A good question. Later that day, at a distance, I saw the tell-tale swish of a power-bottom, but in a cinematic turn, he rounded a corner and vanished. And when I departed from Léopold Sédar Senghor International Airport some days later, I still hadn’t found what I was looking for. Watching Dakar’s beaches recede from the airplane window, I wondered where I’d gone wrong.

* * *

“After seven months of research, I had a total of two phone numbers,” Coppejans told me.

Discouraged by my lack of contact with anything resembling a gay world, however fragile, during my time away, I had called him as soon as I landed in New York, wanting to hear about his experience as a photographer in West Africa. “I couldn’t find anything, but finally a researcher for Human Rights Watch said ‘Look, you seem really sincere, here are some contacts to get started.’ And the rest of my contacts grew slowly from there.”

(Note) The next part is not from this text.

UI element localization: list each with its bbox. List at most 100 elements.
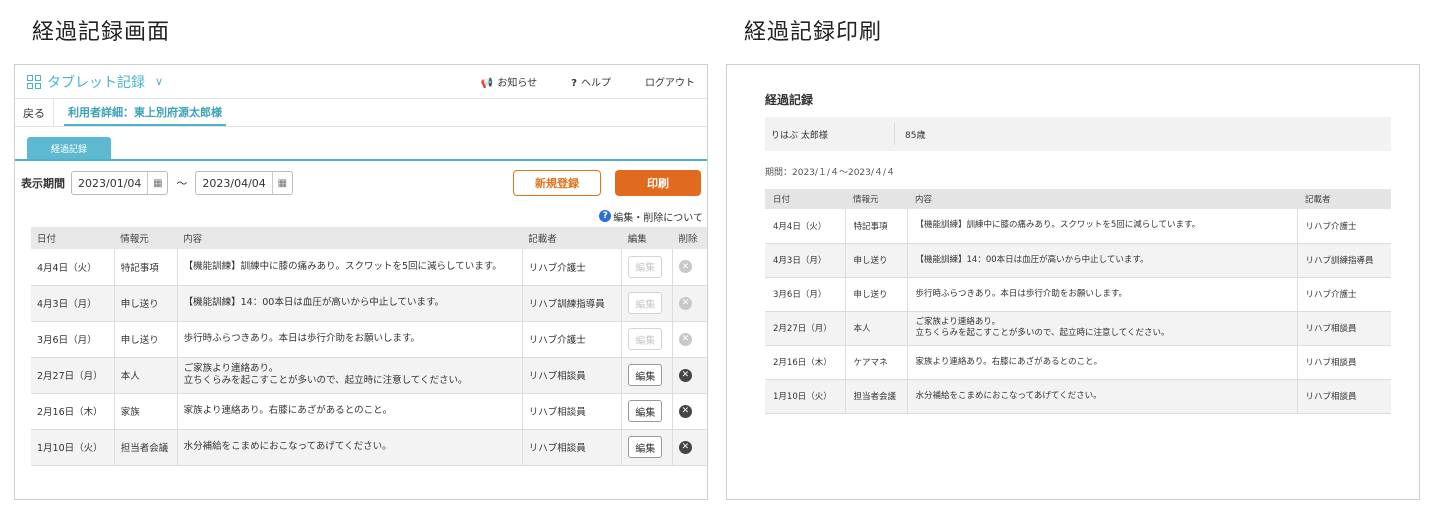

From Ernst Coppejans’ Dans le Milieu.

Photo by Ernst Coppejans

As Coppejans talked, I realized my problem was simple: I hadn’t been able to find a “gay community” because it simply didn’t exist in any way I could understand it. “There are usually no gay bars, no clubs,” he said. “Gay people stay in contact by SMS and only gather in one another’s homes, if at all.” He described how difficult it had been to find subjects for his portrait series, following leads cautiously and struggling to select locations for shoots—he was afraid to draw attention to his hotel rooms or the homes of his subjects. (The stressful secrecy he described was echoed in interviews I later conducted with gay Senegalese expats here in New York.) Ultimately, the sense of danger was so wearing that he cut his project short and flew home. What would happen, he wondered, if his camera’s memory card fell into the wrong hands?

The images that Coppejans bravely brought back are invaluable not simply because they are beautiful, but because they document and make visible a world that would—must—otherwise remain hidden. They give living, human faces to a community that we usually hear about only in the context of death, violence, and suppression. But for Coppejans, the pictures seem to be a source of strain rather than triumph. Even as he receives accolades for the series, he is plagued by worry for its subjects, and a certainty that their situation is permanent. “There’s no light at the end of the tunnel for them,” he says. “The laws and the mentality of the people around them are not changing.”

Having attempted to follow in his footsteps, I understand how Coppejans feels. I saw a number of things in Senegal that won’t fade from memory: a boy crushed by a truck in front of me; United Nations tanks strolling toward a failed coup in The Gambia; the look that flashed across a friend’s face when a drag queen’s business card fell out of my wallet. But it’s what I didn’t see that truly disturbed me: no gay gatherings, no gay kisses, no gay smiles. And I think constantly about the boy Moussa mentioned. He was only a little younger than me—would we have been friends if we met? Would he have helped me to write this article? Was he even really gay, or just falsely accused? I don’t know. But I often wake from dreams where I see him. Or nightmares where I am him.

Editor’s note: Some names in this essay have been changed in the interest of safety.